Ritual Structures emerge when groups start to use services which have a basic structure which is repeated from one service to the next, but into which various elements either are injected anew each time, or where items evolve slowly over time. This isn't like the traditional 'liturgy' because those really were based around just fixed words and the ceremonial actions of a few ministers. Alternative worship allows continuity and variation patterns across a much broader diversity of media, and involves everyone in a much more active way. Ritual structure uses habit and consensus to keep people with each other.
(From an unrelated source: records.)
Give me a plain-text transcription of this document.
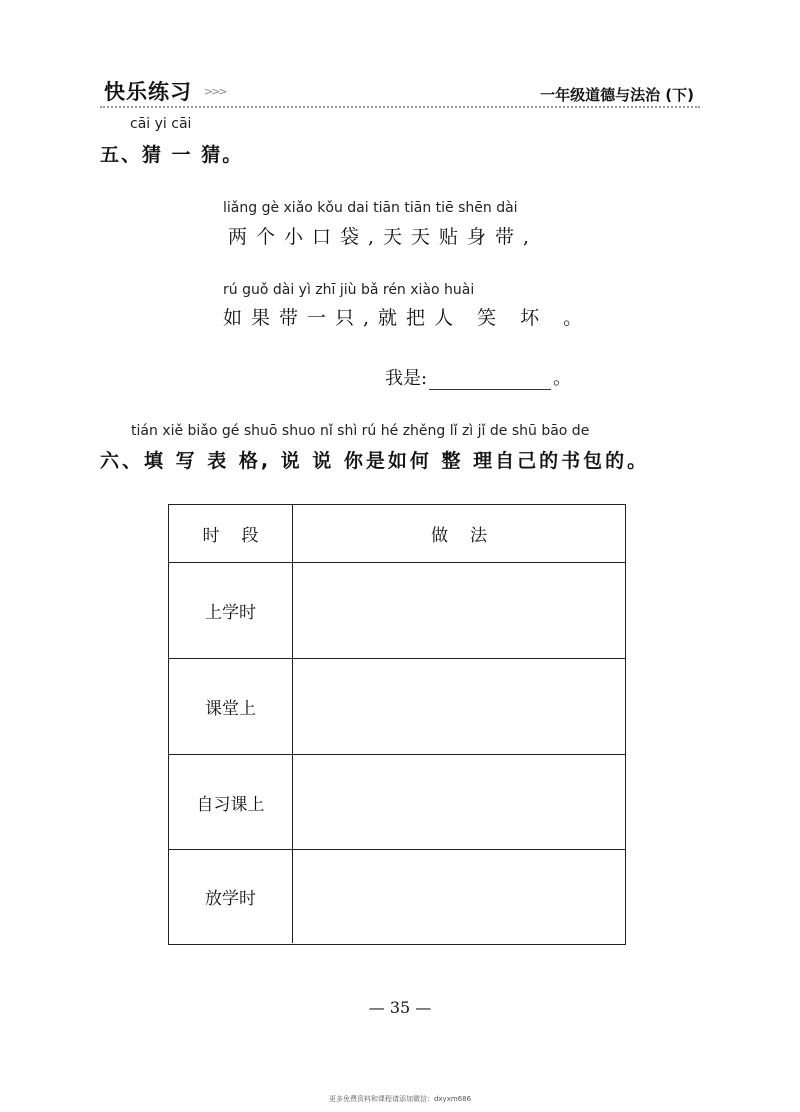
快乐练习 >>>	一年级道德与法治 (下)
cāi yi cāi
五、猜 一 猜。
liǎng gè xiǎo kǒu dai tiān tiān tiē shēn dài
两个小口袋,天天贴身带,
rú guǒ dài yì zhī jiù bǎ rén xiào huài
如果带一只,就把人 笑 坏 。
我是:	。
tián xiě biǎo gé shuō shuo nǐ shì rú hé zhěng lǐ zì jǐ de shū bāo de
六、填 写 表 格, 说 说 你是如何 整 理自己的书包的。
时段	做法
上学时
课堂上
自习课上
放学时
— 35 —
更多免费资料和课程请添加微信：dxyxm686
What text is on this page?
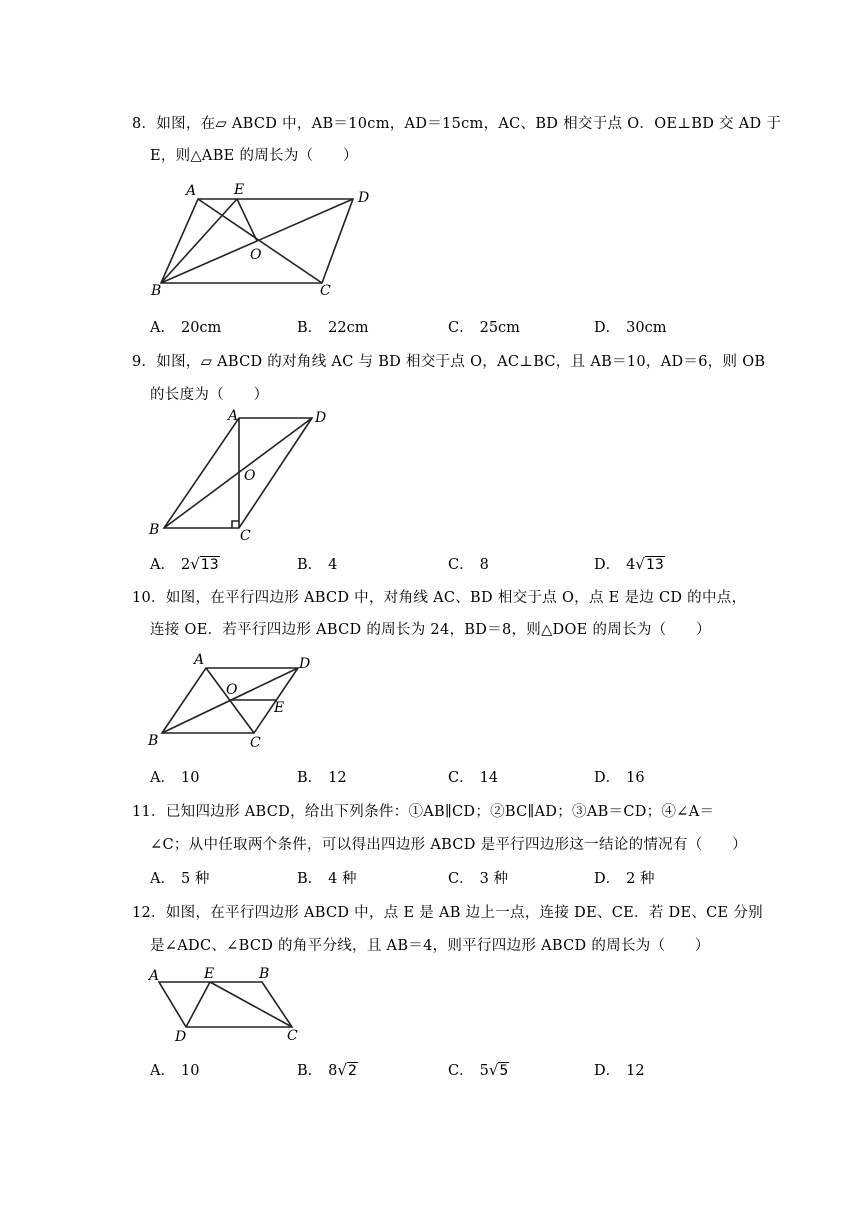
8．如图，在▱ ABCD 中，AB＝10cm，AD＝15cm，AC、BD 相交于点 O．OE⊥BD 交 AD 于
E，则△ABE 的周长为（　　）
A	E	D
O
B	C
A． 20cm	B． 22cm	C． 25cm	D． 30cm
9．如图，▱ ABCD 的对角线 AC 与 BD 相交于点 O，AC⊥BC，且 AB＝10，AD＝6，则 OB
的长度为（　　）
A	D
O
B	C
A． 2√13	B． 4	C． 8	D． 4√13
10．如图，在平行四边形 ABCD 中，对角线 AC、BD 相交于点 O，点 E 是边 CD 的中点，
连接 OE．若平行四边形 ABCD 的周长为 24，BD＝8，则△DOE 的周长为（　　）
A	D
O
E
B	C
A． 10	B． 12	C． 14	D． 16
11．已知四边形 ABCD，给出下列条件：①AB∥CD；②BC∥AD；③AB＝CD；④∠A＝
∠C；从中任取两个条件，可以得出四边形 ABCD 是平行四边形这一结论的情况有（　　）
A． 5 种	B． 4 种	C． 3 种	D． 2 种
12．如图，在平行四边形 ABCD 中，点 E 是 AB 边上一点，连接 DE、CE．若 DE、CE 分别
是∠ADC、∠BCD 的角平分线，且 AB＝4，则平行四边形 ABCD 的周长为（　　）
A	E	B
D	C
A． 10	B． 8√2	C． 5√5	D． 12
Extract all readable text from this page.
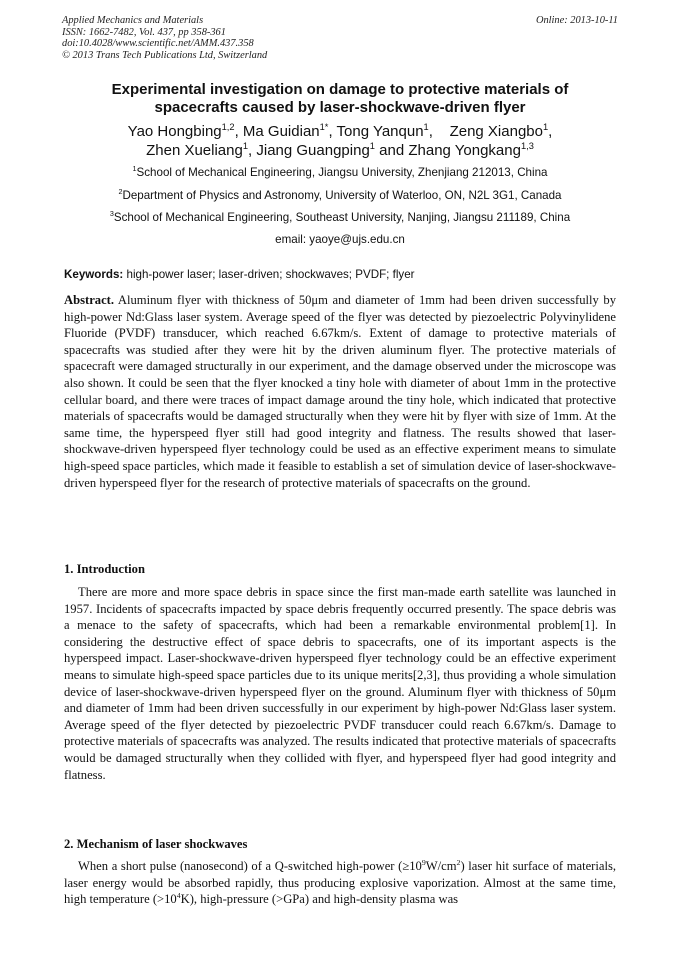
Applied Mechanics and Materials
ISSN: 1662-7482, Vol. 437, pp 358-361
doi:10.4028/www.scientific.net/AMM.437.358
© 2013 Trans Tech Publications Ltd, Switzerland
Online: 2013-10-11
Experimental investigation on damage to protective materials of
spacecrafts caused by laser-shockwave-driven flyer
Yao Hongbing$^{1,2}$, Ma Guidian$^{1*}$, Tong Yanqun$^1$,    Zeng Xiangbo$^1$,
Zhen Xueliang$^1$, Jiang Guangping$^1$ and Zhang Yongkang$^{1,3}$
$^1$School of Mechanical Engineering, Jiangsu University, Zhenjiang 212013, China
$^2$Department of Physics and Astronomy, University of Waterloo, ON, N2L 3G1, Canada
$^3$School of Mechanical Engineering, Southeast University, Nanjing, Jiangsu 211189, China
email: yaoye@ujs.edu.cn
Keywords: high-power laser; laser-driven; shockwaves; PVDF; flyer
Abstract. Aluminum flyer with thickness of 50μm and diameter of 1mm had been driven successfully by high-power Nd:Glass laser system. Average speed of the flyer was detected by piezoelectric Polyvinylidene Fluoride (PVDF) transducer, which reached 6.67km/s. Extent of damage to protective materials of spacecrafts was studied after they were hit by the driven aluminum flyer. The protective materials of spacecraft were damaged structurally in our experiment, and the damage observed under the microscope was also shown. It could be seen that the flyer knocked a tiny hole with diameter of about 1mm in the protective cellular board, and there were traces of impact damage around the tiny hole, which indicated that protective materials of spacecrafts would be damaged structurally when they were hit by flyer with size of 1mm. At the same time, the hyperspeed flyer still had good integrity and flatness. The results showed that laser-shockwave-driven hyperspeed flyer technology could be used as an effective experiment means to simulate high-speed space particles, which made it feasible to establish a set of simulation device of laser-shockwave-driven hyperspeed flyer for the research of protective materials of spacecrafts on the ground.
1. Introduction
There are more and more space debris in space since the first man-made earth satellite was launched in 1957. Incidents of spacecrafts impacted by space debris frequently occurred presently. The space debris was a menace to the safety of spacecrafts, which had been a remarkable environmental problem[1]. In considering the destructive effect of space debris to spacecrafts, one of its important aspects is the hyperspeed impact. Laser-shockwave-driven hyperspeed flyer technology could be an effective experiment means to simulate high-speed space particles due to its unique merits[2,3], thus providing a whole simulation device of laser-shockwave-driven hyperspeed flyer on the ground. Aluminum flyer with thickness of 50μm and diameter of 1mm had been driven successfully in our experiment by high-power Nd:Glass laser system. Average speed of the flyer detected by piezoelectric PVDF transducer could reach 6.67km/s. Damage to protective materials of spacecrafts was analyzed. The results indicated that protective materials of spacecrafts would be damaged structurally when they collided with flyer, and hyperspeed flyer had good integrity and flatness.
2. Mechanism of laser shockwaves
When a short pulse (nanosecond) of a Q-switched high-power $(\ge 10^9W/cm^2)$ laser hit surface of materials, laser energy would be absorbed rapidly, thus producing explosive vaporization. Almost at the same time, high temperature $(>10^4K)$, high-pressure (>GPa) and high-density plasma was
Labyrinth - this is an enormous installation which frames the whole act of worship. People work their way around a labyrinth, plotted out on the floor or in 3D, using various resources dotted throughout the path to guide them in prayer. Normally it's necessary to lay on either some refreshments or other activity, since a labyrinth can only hold so many people at one time. Other installations could also be used this way, such as a guided walk, different 'rooms' which the service traverses, or other physical structuring. Labyrinths and their ilk use physical structuring to keep people within a shared worshipping experience.
With all these structures of cohesion, the idea is to keep people within sufficient boundaries to make a shared experience, which allows for both diversity and continuity from one person experiencing it to the next.